Put it in a bowl or jar and let it cool. If you seal it tightly it'll stay about 1 ,month in the fridge.
This recipe makes about 1 and 1/2 cups of Sambol.

Tuesday, August 18, 2009

It's All About The Sambals or Hey! Lazy Happens.




I love to cook, don't get me wrong. I cook almost every day but there are times when even I who love to cook, and chop etc, get lazy. I'm a screenwriter, and I work with my husband /writing partner. The reason I've always been able to do all this cooking is that all our writing is done from home. In our office. Therefore, we get our work done, and we're also eating well. We did once opt to take an office at a studio we were working at, but we wound up staring out the windows, eating in the commissary, not getting anything done and having to make up work at home at night with a diet that quickly degenerated into fried pork rinds and chocolate pudding. Don't ask, and yes I still have a gall bladder.
Once that brief foray into degeneracy ended I was back with my regular Indian cooking but I have devised some easy fixes for when we're under deadline pressure, that doesn't involve eating out or ordering in.
Since our office is waaaaay at the other end of our house from the kitchen I usually go for a simple entree, something that can be slow cooking, or grilled quickly. What I try to do to make it interesting, is the side dishes, the accents that dress things up. Those are life savers and can make even the simplest chicken or even burgers special, they take very little time to prepare so I don't have to be at the other end of the house and can run back to my computer and work /surf Foodbuzz and are worth their weight in gold plated dining.
Yesterday I made a quick eggplant sambal. There were cute little pineapples on sale for 2.29 so of course I had to have one. There's a wonderful sambal that calls for slightly green pineapples and of course this one was..for 2.29 each what did I expect. It worked perfectly, here's my adaptation of a pineapple sambal.
You will need :
!.) 1 Pineapple...slightly green is actually best for this dish.

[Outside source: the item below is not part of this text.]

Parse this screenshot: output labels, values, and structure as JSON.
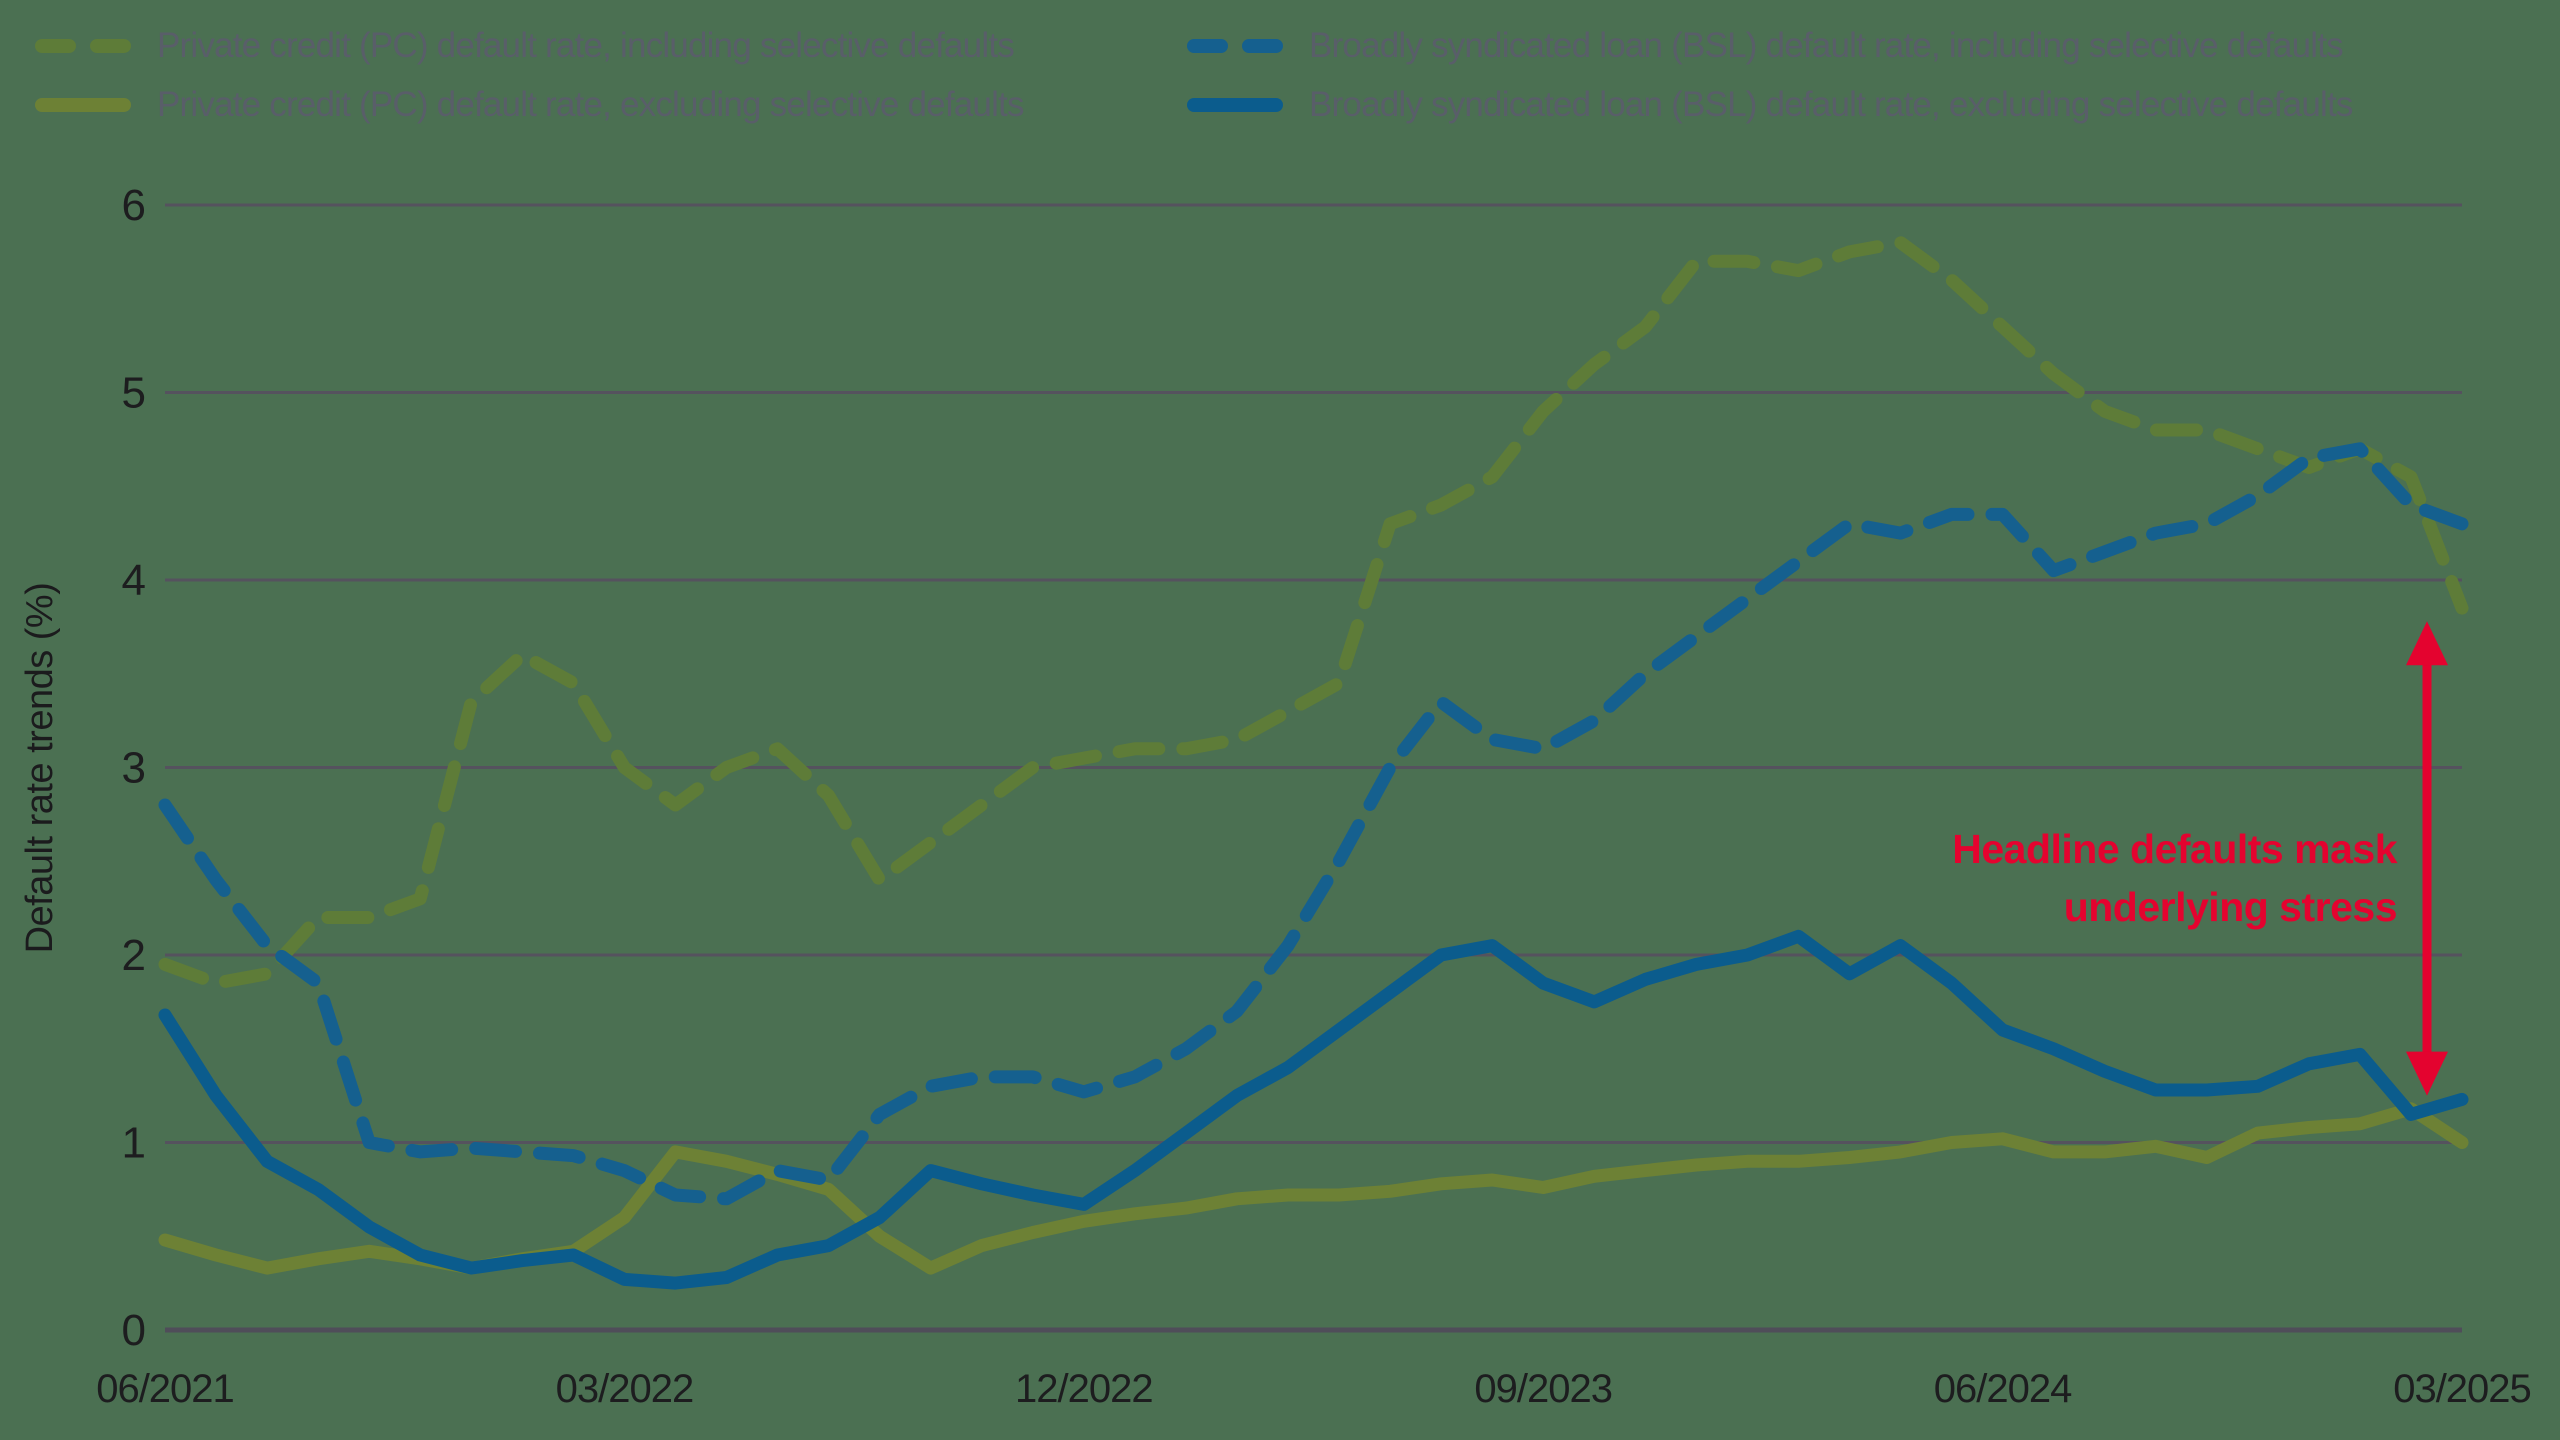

2.) Cut it up into small pieces, following are some pictures to help






3.) Place your pineapple pieces in a colendar and rub 1 teasp. of salt into the pineapple and let it drain for a few minutes.

4.) Finely chop 4 shallots


5.)Cut one small red onion in half and then slice it in thin half moons


6.) halve seed and finely chop 4 dried red chilies


7.) rinse the salt off the pineapple and let it drain. When it's dry place it into a bowl with the above ingredients. Stir it around and mix well.


Serve it up in a pretty bowl, salt and sugar it to taste.

This is an excellent relish, or side dish for fish, chicken, and anytime anyone has a deadline.